Et là où les conspirations se déchaînent, hélas, l’antisémitisme n’est jamais loin derrière. Selon une enquête menée par des universitaires grecs et britanniques au début de l’été, les Grecs qui croyaient aux théories du complot populaires comme le canular de l’atterrissage sur la lune et le mouvement « truther » du 11 septembre étaient également plus susceptibles d’exprimer des opinions négatives sur les Juifs.
À bas l’aube : les partisans du parti de droite Aube dorée se rassemblent devant le parlement grec en juin 2014. Image par Louisa Gouliamaki/AFP/Getty Images
Ironiquement, la haine pure et simple d’Aube dorée pour les Juifs pourrait fournir une sorte de couverture aux plus polis. Si vous vous promenez dans des bottes de stormtrooper condamnant «les juifs et les pédés», pour citer un aphorisme préféré de la Golden Dawn, vous serez vilipendé comme un fasciste. Mais si vous dites que les Juifs ne paient pas d’impôts, vous pouvez être ministre du gouvernement.
Pour être juste, Tsipras a tenu à visiter un mémorial dédié aux Juifs assassinés lorsqu’il s’est rendu à Berlin pour des négociations d’allégement de la dette plus tôt cette année. Et son parti Syriza a largué un candidat au poste de gouverneur qui a affirmé – le plus bizarrement de tous – que des responsables gouvernementaux avaient en quelque sorte conspiré avec des Juifs pour comploter « une nouvelle Hannukah contre les Grecs ».

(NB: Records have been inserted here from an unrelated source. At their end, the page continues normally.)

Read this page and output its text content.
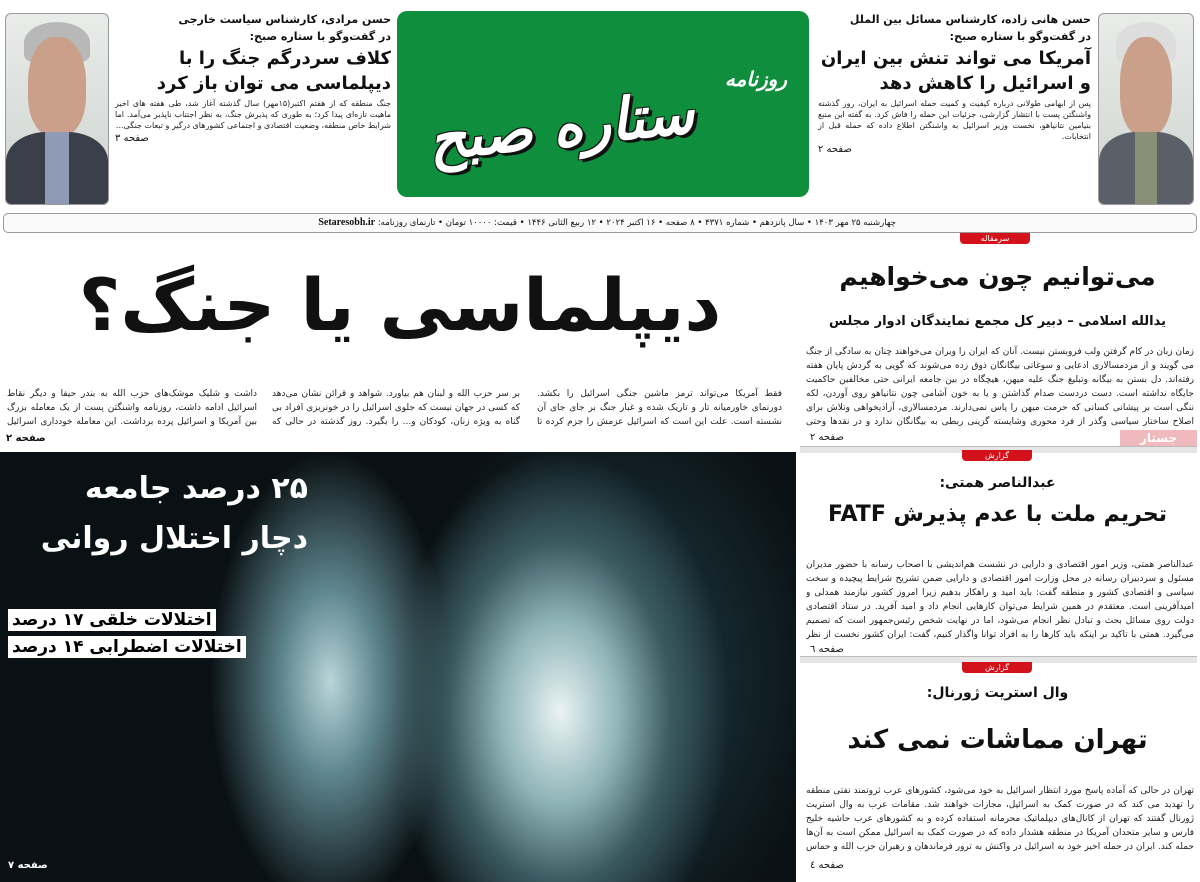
حسن مرادی، کارشناس سیاست خارجی
در گفت‌وگو با ستاره صبح:
کلاف سردرگم جنگ را با دیپلماسی می توان باز کرد
جنگ منطقه که از هفتم اکتبر(۱۵مهر) سال گذشته آغاز شد، طی هفته های اخیر ماهیت تازه‌ای پیدا کرد؛ به طوری که پذیرش جنگ، به نظر اجتناب ناپذیر می‌آمد. اما شرایط خاص منطقه، وضعیت اقتصادی و اجتماعی کشورهای درگیر و تبعات جنگی...
صفحه ۳
روزنامه
ستاره صبح
حسن هانی زاده، کارشناس مسائل بین الملل
در گفت‌وگو با ستاره صبح:
آمریکا می تواند تنش بین ایران و اسرائیل را کاهش دهد
پس از ابهامی طولانی درباره کیفیت و کمیت حمله اسرائیل به ایران، روز گذشته واشنگتن پست با انتشار گزارشی، جزئیات این حمله را فاش کرد. به گفته این منبع بنیامین نتانیاهو، نخست وزیر اسرائیل به واشنگتن اطلاع داده که حمله قبل از انتخابات.
صفحه ۲
چهارشنبه ۲۵ مهر ۱۴۰۳ • سال پانزدهم • شماره ۴۳۷۱ • ۸ صفحه • ۱۶ اکتبر ۲۰۲۴ • ۱۲ ربیع الثانی ۱۴۴۶ • قیمت: ۱۰۰۰۰ تومان • تارنمای روزنامه: Setaresobh.ir
دیپلماسی یا جنگ؟
فقط آمریکا می‌تواند ترمز ماشین جنگی اسرائیل را بکشد. دورنمای خاورمیانه تار و تاریک شده و غبار جنگ بر جای جای آن نشسته است. علت این است که اسرائیل عزمش را جزم کرده تا
بر سر حزب الله و لبنان هم بیاورد. شواهد و قرائن نشان می‌دهد که کسی در جهان نیست که جلوی اسرائیل را در خونریزی افراد بی گناه به ویژه زنان، کودکان و... را بگیرد. روز گذشته در حالی که
داشت و شلیک موشک‌های حزب الله به بندر حیفا و دیگر نقاط اسرائیل ادامه داشت، روزنامه واشنگتن پست از یک معامله بزرگ بین آمریکا و اسرائیل پرده برداشت. این معامله خودداری اسرائیل
صفحه ۲
۲۵ درصد جامعه
دچار اختلال روانی
اختلالات خلقی ۱۷ درصد
اختلالات اضطرابی ۱۴ درصد
صفحه ۷
سرمقاله
می‌توانیم چون می‌خواهیم
یدالله اسلامی – دبیر کل مجمع نمایندگان ادوار مجلس
زمان زبان در کام گرفتن ولب فروبستن نیست. آنان که ایران را ویران می‌خواهند چنان به سادگی از جنگ می گویند و از مردمسالاری ادعایی و سوغاتی بیگانگان ذوق زده می‌شوند که گویی به گردش پایان هفته رفته‌اند. دل بستن به بیگانه وتبلیغ جنگ علیه میهن، هیچگاه در بین جامعه ایرانی حتی مخالفین حاکمیت جایگاه نداشته است. دست دردست صدام گذاشتن و یا به خون آشامی چون نتانیاهو روی آوردن، لکه ننگی است بر پیشانی کسانی که حرمت میهن را پاس نمی‌دارند. مردمسالاری، آزادیخواهی وتلاش برای اصلاح ساختار سیاسی وگذر از فرد محوری وشایسته گزینی ربطی به بیگانگان ندارد و در نقدها وحتی
صفحه ۲	جستار
گزارش
عبدالناصر همتی:
تحریم ملت با عدم پذیرش FATF
عبدالناصر همتی، وزیر امور اقتصادی و دارایی در نشست هم‌اندیشی با اصحاب رسانه با حضور مدیران مسئول و سردبیران رسانه در محل وزارت امور اقتصادی و دارایی ضمن تشریح شرایط پیچیده و سخت سیاسی و اقتصادی کشور و منطقه گفت: باید امید و راهکار بدهیم زیرا امروز کشور نیازمند همدلی و امیدآفرینی است. معتقدم در همین شرایط می‌توان کارهایی انجام داد و امید آفرید. در ستاد اقتصادی دولت روی مسائل بحث و تبادل نظر انجام می‌شود، اما در نهایت شخص رئیس‌جمهور است که تصمیم می‌گیرد. همتی با تاکید بر اینکه باید کارها را به افراد توانا واگذار کنیم، گفت: ایران کشور نخست از نظر
صفحه ٦
گزارش
وال استریت ژورنال:
تهران مماشات نمی کند
تهران در حالی که آماده پاسخ مورد انتظار اسرائیل به خود می‌شود، کشورهای عرب ثروتمند نفتی منطقه را تهدید می کند که در صورت کمک به اسرائیل، مجازات خواهند شد. مقامات عرب به وال استریت ژورنال گفتند که تهران از کانال‌های دیپلماتیک محرمانه استفاده کرده و به کشورهای عرب حاشیه خلیج فارس و سایر متحدان آمریکا در منطقه هشدار داده که در صورت کمک به اسرائیل ممکن است به آن‌ها حمله کند. ایران در حمله اخیر خود به اسرائیل در واکنش به ترور فرماندهان و رهبران حزب الله و حماس
صفحه ٤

Mais Panos Kammenos reste une figure clé de la coalition de Tsipras, nous rappelant que l’antisémitisme standard n’est guère un obstacle au pouvoir ici. Et Kammenos n’est pas seul non plus. Plus tôt cet été, un autre membre de son parti a répondu à un rapport sur les attaques contre les Juifs en Europe en tweetant : « Avez-vous enregistré les attaques des Juifs contre nous tous ?
Son commentaire fait écho à un autre thème antisémite intemporel : le Juif comme usurpateur. Il ne vient pas avec une croix gammée effrayante, comme le fait Golden Dawn. Mais cela signifie également que vous pouvez vous en tirer, ce qui pourrait être la chose la plus effrayante de toutes.
Jonathan Zimmerman enseigne l’histoire et l’éducation à l’Université de New York. Il est l’auteur de « Too Hot to Handle: A Global History of Sex Education », qui a été publié en mars par Princeton University Press.